My focus in teaching is to provide the support that students need to turn their life to the dharma, to truth, and to find ways to come out of their pain and suffering. The retreat experience is an invaluable aid to this exploration; however, what matters more is how one integrates this under- standing into everyday life.
I care that students see through the illusory wall between formal meditation and their daily life. Then, what remains is a meditative attitude to all that occurs.
Vipassana practice helps us to become respectful and caring towards ourselves and others. This generates the conditions of mind and heart that allow us to awaken to the truth of who we are, rather than believing in our limited assumptions. As we see the impersonal nature of our own mind, we then experience a deep engagement with life that allows for a complete transformation of the heart. When we know this deeply, we can no longer unconsciously engage in actions that will lead to suffering and the ongoing destruction of our planet.

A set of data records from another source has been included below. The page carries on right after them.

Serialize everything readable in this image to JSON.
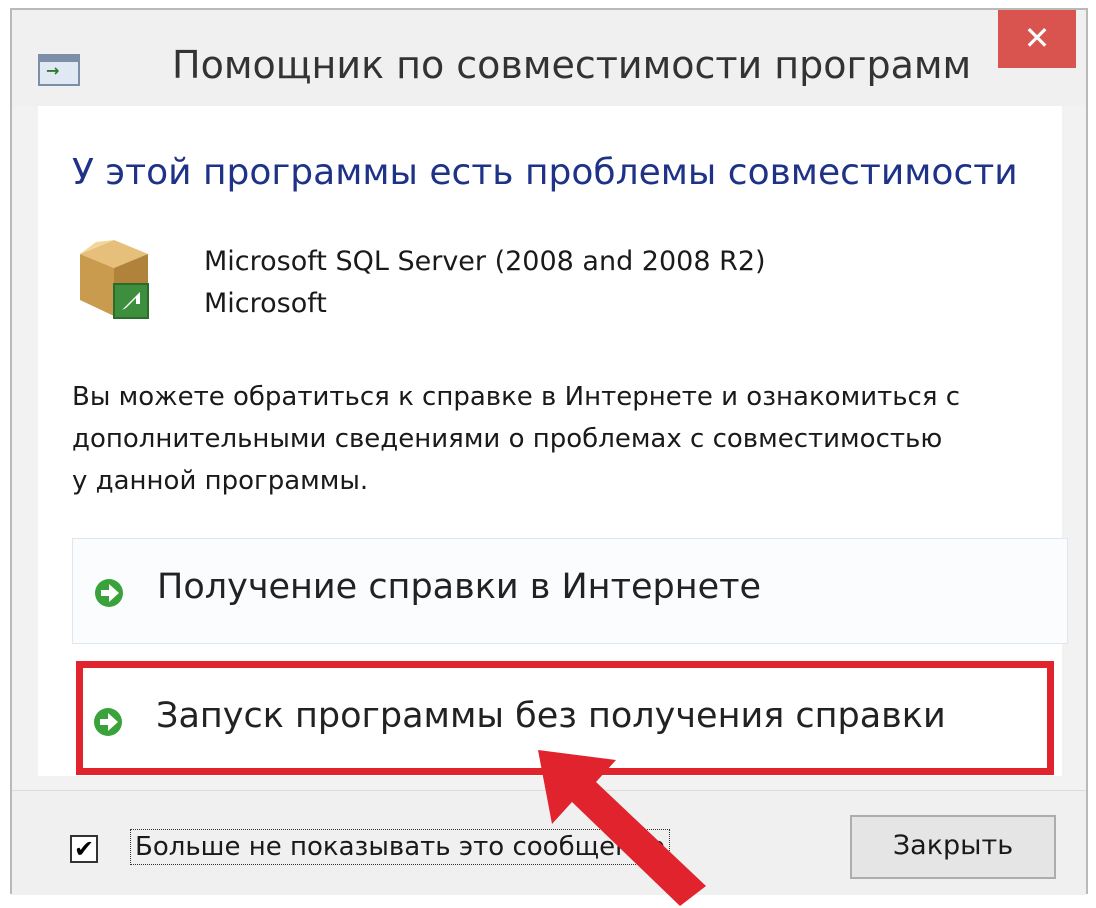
{
  "window": {
    "title": "Помощник по совместимости программ",
    "close_glyph": "✕"
  },
  "content": {
    "heading": "У этой программы есть проблемы совместимости",
    "app_name": "Microsoft SQL Server (2008 and 2008 R2)",
    "app_publisher": "Microsoft",
    "description_lines": [
      "Вы можете обратиться к справке в Интернете и ознакомиться с",
      "дополнительными сведениями о проблемах с совместимостью",
      "у данной программы."
    ]
  },
  "options": [
    {
      "label": "Получение справки в Интернете",
      "icon": "green-arrow-icon"
    },
    {
      "label": "Запуск программы без получения справки",
      "icon": "green-arrow-icon"
    }
  ],
  "footer": {
    "checkbox_label": "Больше не показывать это сообщение",
    "checkbox_checked": true,
    "close_button": "Закрыть"
  },
  "colors": {
    "heading": "#1e3287",
    "highlight": "#e0232c",
    "close": "#d9534f",
    "arrow_green": "#3aa23a"
  }
}
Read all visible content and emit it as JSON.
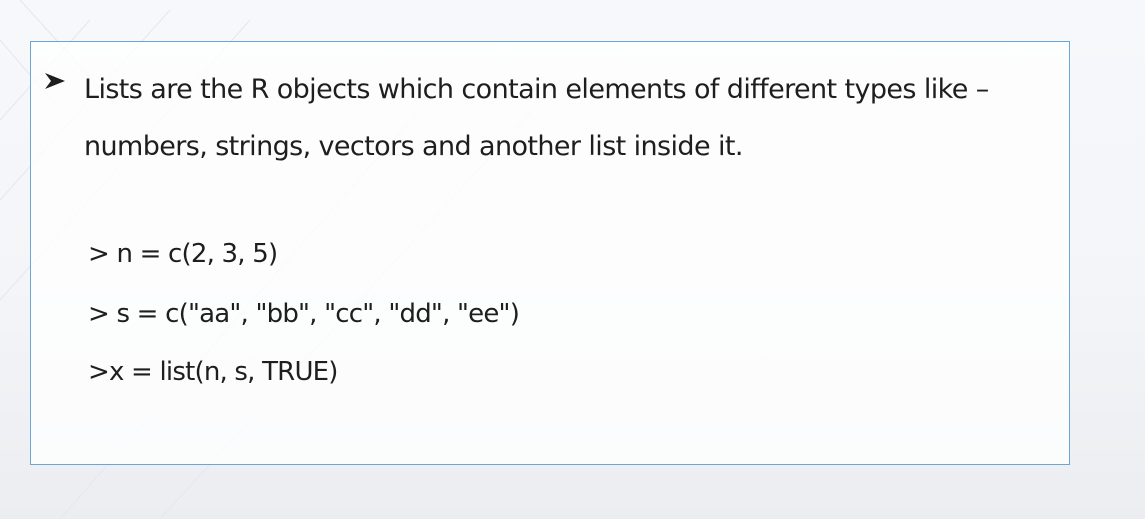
{
  "slide": {
    "bullet_icon": "arrow-bullet-icon",
    "bullet_text": "Lists are the R objects which contain elements of different types like – numbers, strings, vectors and another list inside it.",
    "code_lines": [
      "> n = c(2, 3, 5)",
      "> s = c(\"aa\", \"bb\", \"cc\", \"dd\", \"ee\")",
      ">x = list(n, s, TRUE)"
    ]
  },
  "colors": {
    "border": "#6aa6d6",
    "text": "#1e1e1e"
  }
}
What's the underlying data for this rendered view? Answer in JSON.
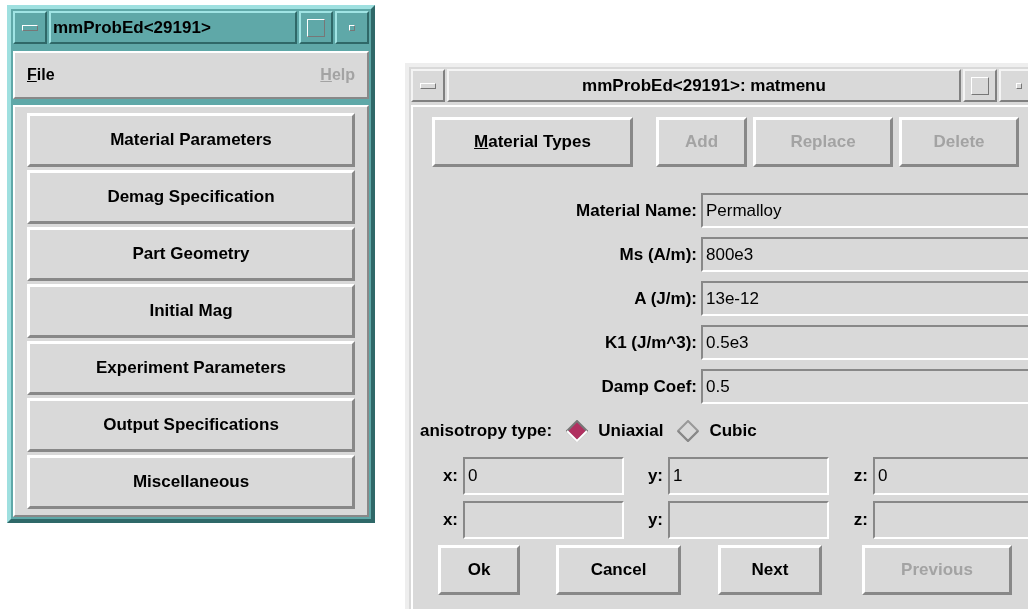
{
  "main_window": {
    "title": "mmProbEd<29191>",
    "active": true,
    "menu": [
      {
        "label": "File",
        "underline_first": true,
        "disabled": false
      },
      {
        "label": "Help",
        "underline_first": true,
        "disabled": true
      }
    ],
    "buttons": [
      {
        "label": "Material Parameters"
      },
      {
        "label": "Demag Specification"
      },
      {
        "label": "Part Geometry"
      },
      {
        "label": "Initial Mag"
      },
      {
        "label": "Experiment Parameters"
      },
      {
        "label": "Output Specifications"
      },
      {
        "label": "Miscellaneous"
      }
    ]
  },
  "dialog": {
    "title": "mmProbEd<29191>: matmenu",
    "active": false,
    "toolbar": [
      {
        "label": "Material Types",
        "underline_first": true,
        "disabled": false
      },
      {
        "label": "Add",
        "underline_first": false,
        "disabled": true
      },
      {
        "label": "Replace",
        "underline_first": false,
        "disabled": true
      },
      {
        "label": "Delete",
        "underline_first": false,
        "disabled": true
      }
    ],
    "fields": [
      {
        "label": "Material Name:",
        "value": "Permalloy"
      },
      {
        "label": "Ms (A/m):",
        "value": "800e3"
      },
      {
        "label": "A (J/m):",
        "value": "13e-12"
      },
      {
        "label": "K1 (J/m^3):",
        "value": "0.5e3"
      },
      {
        "label": "Damp Coef:",
        "value": "0.5"
      }
    ],
    "anisotropy": {
      "label": "anisotropy type:",
      "options": [
        {
          "label": "Uniaxial",
          "selected": true
        },
        {
          "label": "Cubic",
          "selected": false
        }
      ]
    },
    "axes": [
      [
        {
          "label": "x:",
          "value": "0"
        },
        {
          "label": "y:",
          "value": "1"
        },
        {
          "label": "z:",
          "value": "0"
        }
      ],
      [
        {
          "label": "x:"
        },
        {
          "label": "y:"
        },
        {
          "label": "z:"
        }
      ]
    ],
    "buttons": [
      {
        "label": "Ok",
        "disabled": false
      },
      {
        "label": "Cancel",
        "disabled": false
      },
      {
        "label": "Next",
        "disabled": false
      },
      {
        "label": "Previous",
        "disabled": true
      }
    ]
  }
}
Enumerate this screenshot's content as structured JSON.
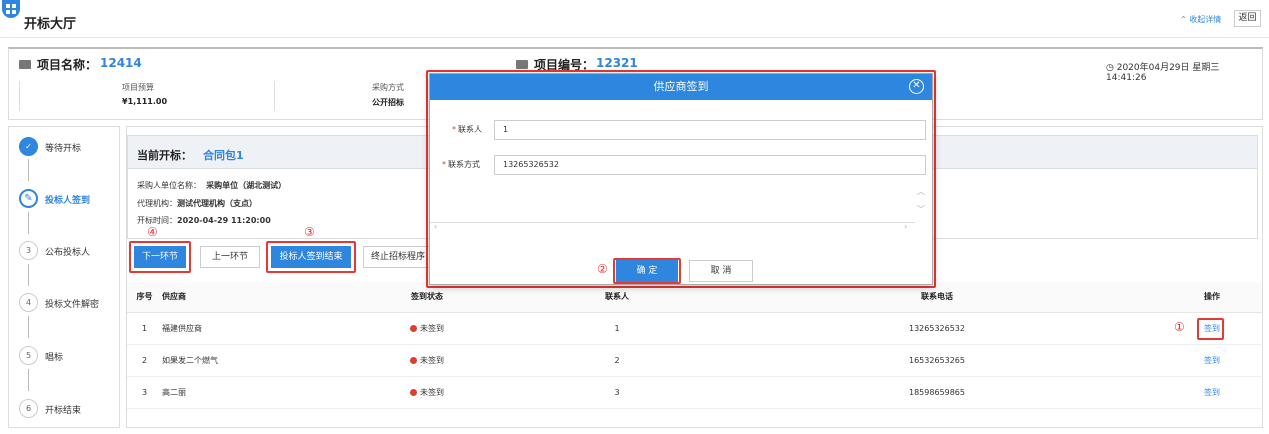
{
  "header": {
    "title": "开标大厅",
    "collapse": "⌃ 收起详情",
    "back": "返回"
  },
  "project": {
    "name_label": "项目名称：",
    "name": "12414",
    "code_label": "项目编号：",
    "code": "12321",
    "datetime": "2020年04月29日 星期三 14:41:26",
    "budget_label": "项目预算",
    "budget": "¥1,111.00",
    "method_label": "采购方式",
    "method": "公开招标"
  },
  "steps": [
    {
      "num": "✓",
      "label": "等待开标"
    },
    {
      "num": "✎",
      "label": "投标人签到"
    },
    {
      "num": "3",
      "label": "公布投标人"
    },
    {
      "num": "4",
      "label": "投标文件解密"
    },
    {
      "num": "5",
      "label": "唱标"
    },
    {
      "num": "6",
      "label": "开标结束"
    }
  ],
  "package": {
    "title": "当前开标：",
    "name": "合同包1",
    "buyer_label": "采购人单位名称：",
    "buyer": "采购单位（湖北测试）",
    "agent_label": "代理机构：",
    "agent": "测试代理机构（支点）",
    "time_label": "开标时间：",
    "time": "2020-04-29 11:20:00"
  },
  "actions": {
    "next": "下一环节",
    "prev": "上一环节",
    "finish_signin": "投标人签到结束",
    "terminate": "终止招标程序"
  },
  "markers": {
    "m1": "①",
    "m2": "②",
    "m3": "③",
    "m4": "④"
  },
  "table": {
    "headers": [
      "序号",
      "供应商",
      "签到状态",
      "联系人",
      "联系电话",
      "操作"
    ],
    "rows": [
      {
        "no": "1",
        "supplier": "福建供应商",
        "status": "未签到",
        "contact": "1",
        "phone": "13265326532",
        "op": "签到"
      },
      {
        "no": "2",
        "supplier": "如果发二个燃气",
        "status": "未签到",
        "contact": "2",
        "phone": "16532653265",
        "op": "签到"
      },
      {
        "no": "3",
        "supplier": "高二丽",
        "status": "未签到",
        "contact": "3",
        "phone": "18598659865",
        "op": "签到"
      }
    ]
  },
  "modal": {
    "title": "供应商签到",
    "contact_label": "联系人",
    "contact_value": "1",
    "phone_label": "联系方式",
    "phone_value": "13265326532",
    "ok": "确 定",
    "cancel": "取 消"
  },
  "colors": {
    "accent": "#2e86de",
    "danger": "#e53935"
  }
}
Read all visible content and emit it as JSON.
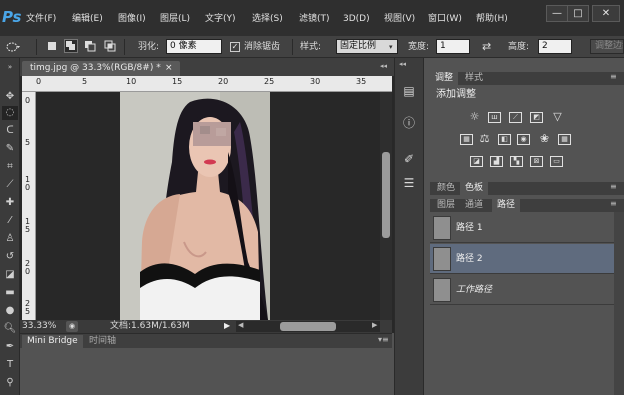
{
  "app": {
    "logo": "Ps",
    "menu": [
      "文件(F)",
      "编辑(E)",
      "图像(I)",
      "图层(L)",
      "文字(Y)",
      "选择(S)",
      "滤镜(T)",
      "3D(D)",
      "视图(V)",
      "窗口(W)",
      "帮助(H)"
    ],
    "window_buttons": [
      "—",
      "□",
      "✕"
    ]
  },
  "options": {
    "feather_label": "羽化:",
    "feather_value": "0 像素",
    "antialias_label": "消除锯齿",
    "style_label": "样式:",
    "style_value": "固定比例",
    "width_label": "宽度:",
    "width_value": "1",
    "height_label": "高度:",
    "height_value": "2",
    "refine_button": "调整边缘..."
  },
  "document": {
    "tab_title": "timg.jpg @ 33.3%(RGB/8#) *",
    "close_glyph": "×",
    "ruler_top": [
      "0",
      "5",
      "10",
      "15",
      "20",
      "25",
      "30",
      "35"
    ],
    "ruler_left": [
      "0",
      "5",
      "1 0",
      "1 5",
      "2 0",
      "2 5"
    ],
    "zoom": "33.33%",
    "doc_info": "文档:1.63M/1.63M"
  },
  "bottom_panel": {
    "tabs": [
      "Mini Bridge",
      "时间轴"
    ]
  },
  "right_panel": {
    "top_tabs": [
      "调整",
      "样式"
    ],
    "adjustments_title": "添加调整",
    "color_tabs": [
      "颜色",
      "色板"
    ],
    "layer_tabs": [
      "图层",
      "通道",
      "路径"
    ],
    "paths": [
      "路径 1",
      "路径 2",
      "工作路径"
    ]
  },
  "colors": {
    "accent": "#4aa6e8",
    "selected_row": "#5f6b7e"
  }
}
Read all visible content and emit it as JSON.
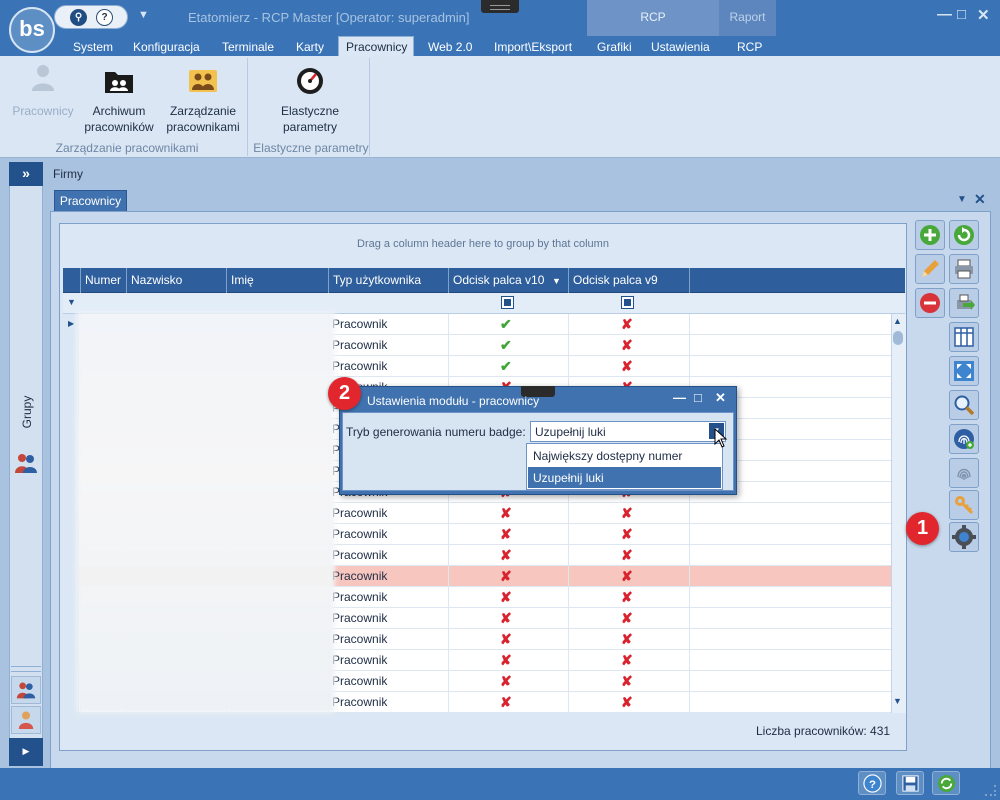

As a teacher, I am accessible and able to meet people at an intimate level. I am interested in how the language that we use can show where we are holding on. I look to the concepts about reality that people believe in as the key that unlocks the door to liberating insight. People can easily discount their experiences and forget that they hold the seeds to liberation, that the wisdom is already within them. As people speak what is in their hearts, affirmation brings about the confidence needed to take the next step, which can often seem confusing and daunting as one walks into the unknown territory of the mind.
The most compelling part of my practice right now comes in the form of my writing. For a long time, I've focused my teaching and writing on lovingkindness. Now as I look more deeply into lovingkindness, I find that it actually rests on another foundation, the expression of faith.
Faith is the topic I am exploring most in teaching and writing. Today there is a tremendous upsurge of interest in a new kind of faith, based on a practice where people can experience a direct spirituality, one without rigid dogma or compulsory belief in a specific cosmology. This is a spirituality that rests on personal transformation.
Vipassana allows us to take a method of mind training and craft a way of life that is more compassionate, more ethical and more powerful than our unawakened lives. The Buddha's teachings give us an immediate experience of what we can do to change. Faith in the teachings means we align ourselves with a vision of our greatest possibilities. This is the heart of the practice.
Sumedha (Hannah Bagshaw) became interested in spiritual practice in her teens and, after studying Comparative Religion at university, practiced as a nun in the Forest Tradition of Ajahn Chah, based in the UK and for a short time in the US. After disrobing in 2010 she co-founded Ekuthuleni retreat place in France with Noon Baldwin, bringing together ecology, simple living and meditation. She is passionate about how we can reconnect with our deeper being through learning from nature itself - and how we bring that depth back into the world, in how we live and care about each other and the planet.